POLITIQUE & INSTITUTIONS — Justice

Loi Covid

Premières plaintes contre le CovidCheck



Depuis le 1er novembre, les administrations publiques et les entreprises sont autorisées à introduire le CovidCheck sur le lieu de travail. (Photo: Paperjam)

Depuis le 1er novembre, les administrations publiques et les entreprises sont autorisées à introduire le CovidCheck sur le lieu de travail. (Photo: Paperjam)

Des travailleurs s’estimant lésés par la loi Covid et la mise en application du CovidCheck en entreprise et dans les administrations publiques viennent de déposer une plainte au fond, et une autre en référé, devant le tribunal administratif, le tout avec le soutien des syndicats CGFP, LCGB et OGBL.

«Les victimes ont intenté les premières plaintes en justice devant le tribunal administratif, en référé et au fond», ont fait savoir les trois principaux syndicats du pays, tout en y apportant leur soutien.

Dans un communiqué de presse commun, la CGFP, le LCGB et l’OGBL se sont portés aux côtés de plusieurs travailleurs s’estimant lésés par la mise en application de la dernière version de la loi Covid élargissant le régime CovidCheck aux entreprises et aux administrations publiques.

Après avoir vivement critiqué le gouvernement sur le sujet en pointant une «mise en œuvre hâtive et cahoteuse de la nouvelle réglementation», en plus de craindre pour la protection des données des travailleurs, les syndicats n’ont pas cessé de manifester leur opposition. «Depuis le 1er novembre, les administrations publiques et les entreprises sont autorisées à introduire le CovidCheck sur le lieu de travail, sans possibilité d’autotests non certifiés. La CGFP, le LCGB et l’OGBL ont dès le début relevé leurs préoccupations. Les trois syndicats représentatifs au niveau national ne peuvent en aucun cas accepter d’éventuelles sanctions sévères, qui pourraient, dans le pire des cas, même entraîner le licenciement d’un salarié», ont déclaré les trois syndicats, dans une communication officielle.

En outre, les syndicats revendiquent la réintroduction immédiate des tests rapides gratuits, «ce qui est devenu presque impératif au vu de l’augmentation véloce du nombre d’infections», ont-ils justifié.
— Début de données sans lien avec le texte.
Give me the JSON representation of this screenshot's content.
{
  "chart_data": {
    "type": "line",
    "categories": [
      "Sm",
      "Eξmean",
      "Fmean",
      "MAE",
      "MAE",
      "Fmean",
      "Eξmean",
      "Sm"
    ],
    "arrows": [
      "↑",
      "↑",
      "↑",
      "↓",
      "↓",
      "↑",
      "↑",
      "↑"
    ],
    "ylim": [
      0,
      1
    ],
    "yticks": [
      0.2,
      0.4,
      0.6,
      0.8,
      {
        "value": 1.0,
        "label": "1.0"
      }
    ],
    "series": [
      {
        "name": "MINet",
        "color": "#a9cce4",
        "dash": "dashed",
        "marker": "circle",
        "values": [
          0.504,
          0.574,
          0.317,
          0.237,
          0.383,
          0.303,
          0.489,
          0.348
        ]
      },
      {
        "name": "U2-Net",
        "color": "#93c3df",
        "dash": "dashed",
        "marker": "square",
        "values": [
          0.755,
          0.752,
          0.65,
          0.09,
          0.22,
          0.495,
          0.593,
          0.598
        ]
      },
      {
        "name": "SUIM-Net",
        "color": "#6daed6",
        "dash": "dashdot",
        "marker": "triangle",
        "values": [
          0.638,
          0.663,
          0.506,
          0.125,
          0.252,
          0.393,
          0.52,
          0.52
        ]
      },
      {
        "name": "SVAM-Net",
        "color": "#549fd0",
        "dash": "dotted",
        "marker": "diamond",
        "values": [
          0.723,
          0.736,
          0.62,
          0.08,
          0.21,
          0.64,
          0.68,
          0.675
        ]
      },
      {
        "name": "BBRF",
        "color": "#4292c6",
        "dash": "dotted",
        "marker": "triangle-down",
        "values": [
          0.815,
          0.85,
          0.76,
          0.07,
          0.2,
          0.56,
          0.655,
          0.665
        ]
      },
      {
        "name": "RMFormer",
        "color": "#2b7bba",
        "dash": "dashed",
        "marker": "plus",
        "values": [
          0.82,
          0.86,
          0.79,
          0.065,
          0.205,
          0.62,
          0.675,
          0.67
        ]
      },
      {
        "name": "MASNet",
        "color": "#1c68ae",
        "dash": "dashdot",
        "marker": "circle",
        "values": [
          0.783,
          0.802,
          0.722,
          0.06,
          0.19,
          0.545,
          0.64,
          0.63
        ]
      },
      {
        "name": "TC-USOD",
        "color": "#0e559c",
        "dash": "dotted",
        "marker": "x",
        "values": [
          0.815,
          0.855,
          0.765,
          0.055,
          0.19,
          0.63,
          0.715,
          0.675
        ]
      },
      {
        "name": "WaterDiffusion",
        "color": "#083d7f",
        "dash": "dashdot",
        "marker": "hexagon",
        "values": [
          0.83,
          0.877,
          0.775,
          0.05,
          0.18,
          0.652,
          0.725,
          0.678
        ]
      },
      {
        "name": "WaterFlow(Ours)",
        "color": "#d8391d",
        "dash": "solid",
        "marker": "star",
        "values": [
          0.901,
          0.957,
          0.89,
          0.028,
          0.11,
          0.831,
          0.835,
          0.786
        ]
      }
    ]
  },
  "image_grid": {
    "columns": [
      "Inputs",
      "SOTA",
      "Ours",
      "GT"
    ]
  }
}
Les syndicats ont également regretté le manque de dialogue du gouvernement sur le sujet. «Le gouvernement a toutefois ignoré un ultimatum des syndicats sans montrer la moindre volonté de compromis. Comme la coalition politique à trois ne tient pas compte des coups de semonce tirés par les trois plus grands représentants des salariés du pays, la CGFP, le LCGB et l’OGBL prennent d’autres mesures», peut-on encore lire dans un communiqué commun.

Le CovidCheck n’est pas généralisé

«Une première analyse avait montré que la dernière loi Covid n’était pas nécessairement conforme aux textes légaux et normes prépondérants. C’est la conclusion de deux avis juridiques indépendants. La CGFP, le LCGB et l’OGBL soutiennent ainsi une procédure judiciaire visant à examiner si le CovidCheck sur le lieu de travail serait effectivement en opposition à d’autres textes juridiques, comme une première lecture le laissait fortement supposer», ont encore indiqué les syndicats.

Ces derniers dénoncent le flou de la dernière loi Covid et estiment qu’une grande partie des entreprises semblent avoir déjà renoncé au concept de la règle 3G. «De nombreux directeurs d’entreprise font preuve de bon sens afin de trouver des solutions pratiques en dialoguant avec leur délégation du personnel, afin de ne pas envenimer davantage une situation déjà tendue.»

Dans la fonction publique, les syndicats dénoncent une application de la loi de «manière extrêmement rigide et inflexible» tout en signalant que «les structures publiques sous la tutelle du ministère de la Santé et de la Sécurité sociale n’ont pas encore mis en œuvre le CovidCheck, soi-disant pour des raisons organisationnelles».